When you think of small-town America, you might envision sleepy little hamlets with quaint Main Streets, like something out of the last century, perhaps with cobblestone streets and an old-fashioned ice cream parlor. And while this is indeed true of many small towns — and is part of their charm — there are many small towns with a lot happening behind the curtain that may surprise you.
Here are six communities that are real eye-openers:
- Augusta, Missouri. You may never have heard of this tiny heartland village, population about 270. But guess what? Augusta is a nationally recognized wine region, designated the first American Viticultural Area (AVA) by the federal government in 1980, surpassing better-known Napa Valley by a country mile. And philanthropist David Hoffmann has plans to put Augusta on the map in an even grander way, with a new five-star hotel, yacht cruises along the Mississippi River, an amphitheater, and golf course. When everyone else heads to crowded California, Augusta might be your best bet for exceptional wine tasting.
- Luray, Virginia. With a population just over 4800, Luray may seem huge compared with Augusta, but what gives it unique charm are the Luray Caverns, the largest cave system on the East Coast. It’s a geological hall of fame, with cathedral-sized rooms and ceilings 10 stories high, flowing water, and natural wonders around every bend. If your image of Virginia tends to family mansions and genteel garden parties, Luray’s unusual attraction will lure you in.

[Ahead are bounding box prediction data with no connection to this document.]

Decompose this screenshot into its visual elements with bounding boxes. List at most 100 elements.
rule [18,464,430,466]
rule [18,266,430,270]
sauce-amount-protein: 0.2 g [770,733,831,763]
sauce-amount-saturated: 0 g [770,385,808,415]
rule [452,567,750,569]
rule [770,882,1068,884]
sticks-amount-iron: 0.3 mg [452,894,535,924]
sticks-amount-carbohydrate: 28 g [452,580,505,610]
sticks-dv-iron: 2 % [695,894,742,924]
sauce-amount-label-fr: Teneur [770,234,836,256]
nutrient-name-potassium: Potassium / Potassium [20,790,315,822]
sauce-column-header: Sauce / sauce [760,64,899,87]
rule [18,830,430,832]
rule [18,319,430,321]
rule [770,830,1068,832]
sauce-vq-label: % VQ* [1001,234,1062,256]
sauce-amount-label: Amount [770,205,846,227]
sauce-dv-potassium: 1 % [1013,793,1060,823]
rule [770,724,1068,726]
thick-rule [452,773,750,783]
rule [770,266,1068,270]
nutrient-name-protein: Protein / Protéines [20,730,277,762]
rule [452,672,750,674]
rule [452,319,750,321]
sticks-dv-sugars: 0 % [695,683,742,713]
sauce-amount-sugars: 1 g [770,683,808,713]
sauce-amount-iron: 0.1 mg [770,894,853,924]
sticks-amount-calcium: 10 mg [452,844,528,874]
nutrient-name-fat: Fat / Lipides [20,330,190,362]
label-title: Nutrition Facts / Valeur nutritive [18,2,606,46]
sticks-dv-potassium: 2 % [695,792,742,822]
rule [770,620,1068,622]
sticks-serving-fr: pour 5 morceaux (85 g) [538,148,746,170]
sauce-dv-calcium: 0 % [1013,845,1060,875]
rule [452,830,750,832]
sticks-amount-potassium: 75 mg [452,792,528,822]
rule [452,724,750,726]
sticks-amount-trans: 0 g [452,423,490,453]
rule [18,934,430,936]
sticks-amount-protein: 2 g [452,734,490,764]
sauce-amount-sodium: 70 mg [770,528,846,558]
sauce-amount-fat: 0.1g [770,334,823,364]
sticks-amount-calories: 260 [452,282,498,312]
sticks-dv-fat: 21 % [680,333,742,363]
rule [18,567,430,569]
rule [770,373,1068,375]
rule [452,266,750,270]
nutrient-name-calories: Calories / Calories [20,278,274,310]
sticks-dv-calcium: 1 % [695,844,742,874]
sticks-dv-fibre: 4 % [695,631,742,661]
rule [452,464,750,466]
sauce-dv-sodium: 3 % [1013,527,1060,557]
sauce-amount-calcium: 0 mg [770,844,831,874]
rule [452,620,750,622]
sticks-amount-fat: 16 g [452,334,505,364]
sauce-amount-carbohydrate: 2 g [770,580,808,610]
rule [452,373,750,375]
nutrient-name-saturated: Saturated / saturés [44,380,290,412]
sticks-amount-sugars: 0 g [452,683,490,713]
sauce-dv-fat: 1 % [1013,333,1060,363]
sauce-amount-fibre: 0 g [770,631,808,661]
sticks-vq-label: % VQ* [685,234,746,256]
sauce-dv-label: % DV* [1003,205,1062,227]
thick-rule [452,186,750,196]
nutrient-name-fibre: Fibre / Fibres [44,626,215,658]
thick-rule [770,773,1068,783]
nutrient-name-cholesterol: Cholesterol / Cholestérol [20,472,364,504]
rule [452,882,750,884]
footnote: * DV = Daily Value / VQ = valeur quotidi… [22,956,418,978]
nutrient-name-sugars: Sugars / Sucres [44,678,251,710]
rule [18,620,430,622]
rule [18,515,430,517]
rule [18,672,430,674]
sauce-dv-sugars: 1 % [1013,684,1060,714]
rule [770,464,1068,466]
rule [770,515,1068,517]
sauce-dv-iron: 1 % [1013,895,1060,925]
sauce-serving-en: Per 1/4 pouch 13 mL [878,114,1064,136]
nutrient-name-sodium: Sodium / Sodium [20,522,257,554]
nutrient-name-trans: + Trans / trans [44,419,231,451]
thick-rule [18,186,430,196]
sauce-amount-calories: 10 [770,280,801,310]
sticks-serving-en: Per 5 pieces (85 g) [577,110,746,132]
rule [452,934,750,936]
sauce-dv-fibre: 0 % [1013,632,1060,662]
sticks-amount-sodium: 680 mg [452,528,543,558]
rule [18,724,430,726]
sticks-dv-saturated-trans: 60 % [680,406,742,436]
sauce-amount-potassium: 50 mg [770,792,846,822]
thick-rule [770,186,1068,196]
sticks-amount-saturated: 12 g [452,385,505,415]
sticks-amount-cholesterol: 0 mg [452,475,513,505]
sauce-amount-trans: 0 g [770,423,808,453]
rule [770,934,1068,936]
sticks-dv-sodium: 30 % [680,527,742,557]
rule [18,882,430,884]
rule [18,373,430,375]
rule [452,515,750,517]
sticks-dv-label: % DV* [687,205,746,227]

- Gatlinburg, Tennessee. Down-home charm and wild adventure find their nexus in the heart of the Smokies. Gatlinburg is a gateway to the Great Smoky Mountains, with more than 100 hiking trails to suit all fitness levels. And it’s one popular place: Great Smokies National Park is the most-visited park in the United States. But there’s much more going on in Gatlinburg. You can take in the breathtaking fall foliage, visit the Gatlinburg Space Needle, or enjoy Ripley’s Aquarium of the Smokies — especially appealing if you’re traveling with children. Fun fact: this town of just 3500 is located next door to Pigeon Forge, home to Dollywood, Dolly Parton’s theme park.
- Perham, Minnesota. So you’re a culture buff, and don’t imagine you’ll find too much culture outside major metropolitan areas? Think again. The town of Perham is home to the ITOW (In Their Own Words) Veterans Museum, the country’s only museum that houses an extensive collection of oral histories created by veterans. Antique shops and craft breweries abound, and the town is replete with art centers and festivals of every stripe.
- Santa Claus, Indiana. Ho, ho, ho, this town has dedicated its entire existence to Christmas. With a name like Santa Claus, it seemed inevitable. Holiday World is a Christmas-themed amusement park, and the town boasts more Christmas-focused stores and candy shops than probably any other community in America. Even the post office is Christmas-themed, though that makes sense: can you imagine how many people want their holiday cards to be postmarked from here?
- Watch Hill, Rhode Island. Watch Hill used to be a well-kept secret vacation destination for the wealthy, until Taylor Swift bought a home here, sending the town’s popularity soaring. The seaside locale offers miles of beaches and art galleries, antique shops and boutiques — and is home to the only Five-Diamond hotel in Rhode Island, which has hosted numerous celebrities. Pretty ambitious for a population of just 144!
These small towns with big offerings may make you alter your original vacation destination. What they lack in size they make up for in quirky or unusual sights, events, and occasions. Have fun exploring!